NASA Spacecraft Penetrates Mysteries Of Martian Ice Cap
Data from NASA's Mars Reconnaissance Orbiter (MRO) have helped
scientists solve a pair of mysteries dating back four decades and
provided new information about climate change on the Red
Planet.
The Shallow Radar, or SHARAD, instrument aboard MRO revealed
subsurface geology allowing scientists to reconstruct the formation
of a large chasm and a series of spiral troughs on the northern ice
cap of Mars. The findings appear in two papers in the May 27 issue
of the journal Nature.
"SHARAD is giving us a beautifully detailed view of ice
deposits, whether at the poles or buried in mid-latitudes, as they
changed on Mars over the last few million years," said Rich Zurek,
MRO project scientist at NASA's Jet Propulsion Laboratory in
Pasadena, CA.
On Earth, large ice sheets are shaped mainly by ice flow.
According to this latest research, other forces have shaped, and
continue to shape, polar ice caps on Mars. The northern ice cap is
a stack of ice and dust layers up to two miles deep, covering an
area slightly larger than Texas. Analyzing radar data on a
computer, scientists can peel back the layers like an onion to
reveal how the ice cap evolved over time.
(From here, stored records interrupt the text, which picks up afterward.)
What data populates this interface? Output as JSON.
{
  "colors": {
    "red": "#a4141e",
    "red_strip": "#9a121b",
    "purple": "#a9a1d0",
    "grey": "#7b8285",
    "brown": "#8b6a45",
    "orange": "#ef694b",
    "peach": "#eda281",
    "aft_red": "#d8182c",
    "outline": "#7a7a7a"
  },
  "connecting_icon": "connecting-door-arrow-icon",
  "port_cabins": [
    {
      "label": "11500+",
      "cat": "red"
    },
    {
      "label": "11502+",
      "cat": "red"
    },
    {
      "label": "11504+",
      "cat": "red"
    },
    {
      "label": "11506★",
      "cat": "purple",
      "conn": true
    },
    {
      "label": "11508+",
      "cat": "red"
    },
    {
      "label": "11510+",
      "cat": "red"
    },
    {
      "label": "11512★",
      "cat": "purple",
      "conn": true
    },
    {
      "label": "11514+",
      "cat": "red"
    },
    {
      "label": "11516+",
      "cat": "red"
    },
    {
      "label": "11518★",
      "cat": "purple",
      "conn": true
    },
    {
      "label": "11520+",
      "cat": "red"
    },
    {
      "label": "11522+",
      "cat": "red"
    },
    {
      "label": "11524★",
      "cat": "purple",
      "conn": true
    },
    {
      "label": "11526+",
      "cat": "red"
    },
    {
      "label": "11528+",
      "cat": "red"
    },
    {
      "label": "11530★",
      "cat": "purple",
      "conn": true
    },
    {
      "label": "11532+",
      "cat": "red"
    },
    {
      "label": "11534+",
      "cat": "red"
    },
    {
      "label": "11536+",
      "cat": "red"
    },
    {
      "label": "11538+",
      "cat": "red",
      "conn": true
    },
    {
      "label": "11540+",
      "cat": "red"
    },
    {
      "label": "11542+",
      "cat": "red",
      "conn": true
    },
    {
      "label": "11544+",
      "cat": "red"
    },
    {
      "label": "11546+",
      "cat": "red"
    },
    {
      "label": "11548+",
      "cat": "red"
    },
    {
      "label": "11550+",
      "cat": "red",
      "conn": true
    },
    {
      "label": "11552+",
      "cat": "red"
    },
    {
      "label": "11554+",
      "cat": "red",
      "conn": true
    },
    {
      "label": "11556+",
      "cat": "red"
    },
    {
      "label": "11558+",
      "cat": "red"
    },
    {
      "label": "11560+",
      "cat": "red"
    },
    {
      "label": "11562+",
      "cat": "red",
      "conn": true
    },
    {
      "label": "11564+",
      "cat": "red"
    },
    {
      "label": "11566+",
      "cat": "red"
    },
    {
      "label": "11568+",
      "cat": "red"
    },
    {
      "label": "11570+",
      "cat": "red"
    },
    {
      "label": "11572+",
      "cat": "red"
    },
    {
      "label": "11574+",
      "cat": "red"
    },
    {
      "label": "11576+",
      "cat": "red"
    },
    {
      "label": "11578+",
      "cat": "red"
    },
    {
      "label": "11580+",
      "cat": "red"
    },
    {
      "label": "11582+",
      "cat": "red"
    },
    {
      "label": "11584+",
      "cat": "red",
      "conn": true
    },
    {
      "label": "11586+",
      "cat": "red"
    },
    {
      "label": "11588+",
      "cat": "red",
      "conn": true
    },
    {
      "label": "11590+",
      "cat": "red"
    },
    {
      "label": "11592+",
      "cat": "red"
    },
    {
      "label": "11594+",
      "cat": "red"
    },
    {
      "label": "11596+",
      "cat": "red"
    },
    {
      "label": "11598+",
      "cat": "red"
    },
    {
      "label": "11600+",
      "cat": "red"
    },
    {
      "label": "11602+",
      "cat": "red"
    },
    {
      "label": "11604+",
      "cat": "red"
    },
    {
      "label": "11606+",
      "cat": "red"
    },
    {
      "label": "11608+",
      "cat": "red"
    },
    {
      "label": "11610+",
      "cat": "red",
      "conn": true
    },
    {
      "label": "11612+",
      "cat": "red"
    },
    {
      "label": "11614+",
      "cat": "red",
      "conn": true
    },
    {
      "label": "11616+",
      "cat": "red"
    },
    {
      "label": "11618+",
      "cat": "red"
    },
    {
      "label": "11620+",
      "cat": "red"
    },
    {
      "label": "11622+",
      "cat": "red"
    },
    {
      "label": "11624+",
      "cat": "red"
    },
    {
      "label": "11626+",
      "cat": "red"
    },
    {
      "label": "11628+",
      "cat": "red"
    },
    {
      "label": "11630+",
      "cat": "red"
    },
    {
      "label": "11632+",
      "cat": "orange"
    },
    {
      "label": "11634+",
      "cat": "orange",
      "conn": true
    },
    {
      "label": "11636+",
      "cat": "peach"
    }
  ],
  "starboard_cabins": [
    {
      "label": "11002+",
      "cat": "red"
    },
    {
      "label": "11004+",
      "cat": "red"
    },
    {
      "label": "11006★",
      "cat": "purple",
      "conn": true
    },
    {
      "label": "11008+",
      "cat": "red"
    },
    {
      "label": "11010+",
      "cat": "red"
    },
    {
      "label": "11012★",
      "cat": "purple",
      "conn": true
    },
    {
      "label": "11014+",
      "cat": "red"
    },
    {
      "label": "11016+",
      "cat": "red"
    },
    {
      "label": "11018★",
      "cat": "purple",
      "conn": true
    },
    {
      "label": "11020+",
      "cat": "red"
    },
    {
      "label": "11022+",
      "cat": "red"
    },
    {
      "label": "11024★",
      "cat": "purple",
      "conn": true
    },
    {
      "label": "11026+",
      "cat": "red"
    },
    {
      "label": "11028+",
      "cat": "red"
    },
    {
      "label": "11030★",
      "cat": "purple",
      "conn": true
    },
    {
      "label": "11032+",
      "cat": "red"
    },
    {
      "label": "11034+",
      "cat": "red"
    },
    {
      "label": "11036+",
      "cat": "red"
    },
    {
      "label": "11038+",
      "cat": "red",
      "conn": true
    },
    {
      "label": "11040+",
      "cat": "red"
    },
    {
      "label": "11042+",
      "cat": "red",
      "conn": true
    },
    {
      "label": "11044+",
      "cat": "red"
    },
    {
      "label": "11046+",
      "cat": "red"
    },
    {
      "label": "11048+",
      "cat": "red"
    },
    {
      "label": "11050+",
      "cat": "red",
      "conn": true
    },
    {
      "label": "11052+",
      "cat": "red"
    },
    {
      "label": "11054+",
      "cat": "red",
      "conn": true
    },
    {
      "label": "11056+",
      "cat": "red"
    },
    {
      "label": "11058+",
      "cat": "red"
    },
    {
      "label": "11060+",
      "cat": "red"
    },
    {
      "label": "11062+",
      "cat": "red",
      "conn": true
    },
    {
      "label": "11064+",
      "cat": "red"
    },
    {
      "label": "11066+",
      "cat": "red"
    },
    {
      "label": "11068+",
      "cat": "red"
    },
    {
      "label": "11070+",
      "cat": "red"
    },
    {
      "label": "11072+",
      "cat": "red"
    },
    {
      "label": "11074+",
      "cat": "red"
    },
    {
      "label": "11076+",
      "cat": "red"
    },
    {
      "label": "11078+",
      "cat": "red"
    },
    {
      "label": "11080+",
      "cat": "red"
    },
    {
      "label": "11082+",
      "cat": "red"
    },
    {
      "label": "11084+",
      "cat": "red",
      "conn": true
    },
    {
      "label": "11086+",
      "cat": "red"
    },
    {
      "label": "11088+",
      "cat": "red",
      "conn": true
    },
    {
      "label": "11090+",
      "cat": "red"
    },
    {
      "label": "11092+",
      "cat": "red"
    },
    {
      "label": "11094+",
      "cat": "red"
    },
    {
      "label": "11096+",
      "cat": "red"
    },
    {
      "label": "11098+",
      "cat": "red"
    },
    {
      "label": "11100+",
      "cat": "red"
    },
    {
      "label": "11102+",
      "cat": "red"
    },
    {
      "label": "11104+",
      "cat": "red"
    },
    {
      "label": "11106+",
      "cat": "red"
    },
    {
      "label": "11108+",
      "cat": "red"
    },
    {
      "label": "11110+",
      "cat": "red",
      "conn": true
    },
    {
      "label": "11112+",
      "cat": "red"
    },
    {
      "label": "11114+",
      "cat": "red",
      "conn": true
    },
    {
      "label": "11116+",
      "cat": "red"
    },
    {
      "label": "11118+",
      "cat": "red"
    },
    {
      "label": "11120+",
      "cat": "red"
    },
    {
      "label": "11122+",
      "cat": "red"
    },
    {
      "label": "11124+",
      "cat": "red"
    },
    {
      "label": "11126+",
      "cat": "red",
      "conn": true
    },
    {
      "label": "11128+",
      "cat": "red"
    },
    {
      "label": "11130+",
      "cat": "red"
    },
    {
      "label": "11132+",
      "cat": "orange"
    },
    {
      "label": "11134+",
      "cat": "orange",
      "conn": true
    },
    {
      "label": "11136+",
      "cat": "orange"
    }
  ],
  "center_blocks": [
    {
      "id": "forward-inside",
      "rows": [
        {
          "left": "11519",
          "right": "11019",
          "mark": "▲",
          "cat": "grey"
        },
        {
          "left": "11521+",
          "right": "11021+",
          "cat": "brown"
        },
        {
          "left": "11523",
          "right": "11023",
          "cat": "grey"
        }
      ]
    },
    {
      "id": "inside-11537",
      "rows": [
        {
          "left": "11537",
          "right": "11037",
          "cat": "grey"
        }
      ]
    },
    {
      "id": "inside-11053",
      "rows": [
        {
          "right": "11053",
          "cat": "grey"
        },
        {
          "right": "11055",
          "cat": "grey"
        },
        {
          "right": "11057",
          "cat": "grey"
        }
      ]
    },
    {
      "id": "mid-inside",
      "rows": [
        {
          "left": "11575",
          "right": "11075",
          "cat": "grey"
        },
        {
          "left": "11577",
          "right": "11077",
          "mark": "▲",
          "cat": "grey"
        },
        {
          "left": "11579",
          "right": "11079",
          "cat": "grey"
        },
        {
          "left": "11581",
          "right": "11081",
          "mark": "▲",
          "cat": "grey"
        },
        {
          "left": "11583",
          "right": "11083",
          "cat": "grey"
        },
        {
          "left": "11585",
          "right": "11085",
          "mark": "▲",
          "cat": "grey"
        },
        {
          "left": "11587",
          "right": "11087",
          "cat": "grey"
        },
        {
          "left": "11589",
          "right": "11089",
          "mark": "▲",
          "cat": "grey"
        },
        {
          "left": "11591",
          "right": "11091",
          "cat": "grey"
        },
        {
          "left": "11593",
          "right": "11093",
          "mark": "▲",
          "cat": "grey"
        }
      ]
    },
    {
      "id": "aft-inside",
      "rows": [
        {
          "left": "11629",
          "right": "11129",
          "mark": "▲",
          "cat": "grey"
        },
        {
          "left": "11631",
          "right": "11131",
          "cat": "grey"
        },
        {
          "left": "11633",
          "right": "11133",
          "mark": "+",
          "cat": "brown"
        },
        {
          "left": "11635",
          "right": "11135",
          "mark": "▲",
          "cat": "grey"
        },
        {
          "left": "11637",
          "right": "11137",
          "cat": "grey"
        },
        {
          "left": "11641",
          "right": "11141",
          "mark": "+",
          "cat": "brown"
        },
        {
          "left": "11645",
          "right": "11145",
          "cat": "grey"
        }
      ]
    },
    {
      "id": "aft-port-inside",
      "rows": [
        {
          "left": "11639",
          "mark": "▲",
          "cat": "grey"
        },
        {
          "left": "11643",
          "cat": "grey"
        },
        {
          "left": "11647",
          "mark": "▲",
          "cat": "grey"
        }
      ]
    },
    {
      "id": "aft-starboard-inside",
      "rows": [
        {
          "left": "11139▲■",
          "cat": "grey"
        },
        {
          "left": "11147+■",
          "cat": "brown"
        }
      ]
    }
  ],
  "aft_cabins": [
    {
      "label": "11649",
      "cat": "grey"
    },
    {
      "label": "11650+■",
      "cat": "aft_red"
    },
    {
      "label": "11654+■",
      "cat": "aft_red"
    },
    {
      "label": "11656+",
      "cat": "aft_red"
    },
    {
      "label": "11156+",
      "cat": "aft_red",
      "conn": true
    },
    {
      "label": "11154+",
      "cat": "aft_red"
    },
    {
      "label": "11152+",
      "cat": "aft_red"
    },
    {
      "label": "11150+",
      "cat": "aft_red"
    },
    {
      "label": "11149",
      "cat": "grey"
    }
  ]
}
Chasma Boreale To Right, NASA Image
One of the most distinctive features of the northern ice cap is
Chasma Boreale, a canyon about as long as Earth's Grand Canyon but
deeper and wider. Some scientists believe Chasma Boreale was
created when volcanic heat melted the bottom of the ice sheet and
triggered a catastrophic flood. Others suggest strong polar winds
carved the canyon out of a dome of ice.
Other enigmatic features of the ice cap are troughs that spiral
outward from the center like a gigantic pinwheel. Since the troughs
were discovered in 1972, scientists have proposed several
hypotheses about how they formed. Perhaps as Mars spins, ice closer
to the poles moves slower than ice farther away, causing the
semi-fluid ice to crack. Perhaps, as one mathematical model
suggests, increased solar heating in certain areas and lateral heat
conduction could cause the troughs to assemble.
Data from Mars now points to both the canyon and spiral troughs
being created and shaped primarily by wind. Rather than being cut
into existing ice very recently, the features formed over millions
of years as the ice sheet grew. By influencing wind patterns, the
shape of underlying, older ice controlled where and how the
features grew.
"Nobody realized that there would be such complex structures in
the layers," said Jack Holt, of the University of Texas at Austin's
Institute for Geophysics. Holt is the lead author of the paper
focusing on Chasma Boreale. "The layers record a history of ice
accumulation, erosion and wind transport. From that, we can recover
a history of climate that's much more detailed than anybody
expected."
The Mars Reconnaissance Orbiter was launched on Aug. 12, 2005.
SHARAD and the spacecraft's five other instruments began science
operations in November 2006.
NASA Mars Reconnaissance Orbiter Ice Analysis
"These anomalous features have gone unexplained for 40 years
because we have not been able to see what lies beneath the
surface," said Roberto Seu, SHARAD team leader at the University of
Rome. "It is gratifying to me that with this new instrument we can
finally explain them."
The MRO mission is managed by JPL for the Mars Exploration
Program at NASA's Headquarters in Washington. SHARAD was provided
by the Italian Space Agency, and its operations are led by the
InfoCom Department, University of Rome.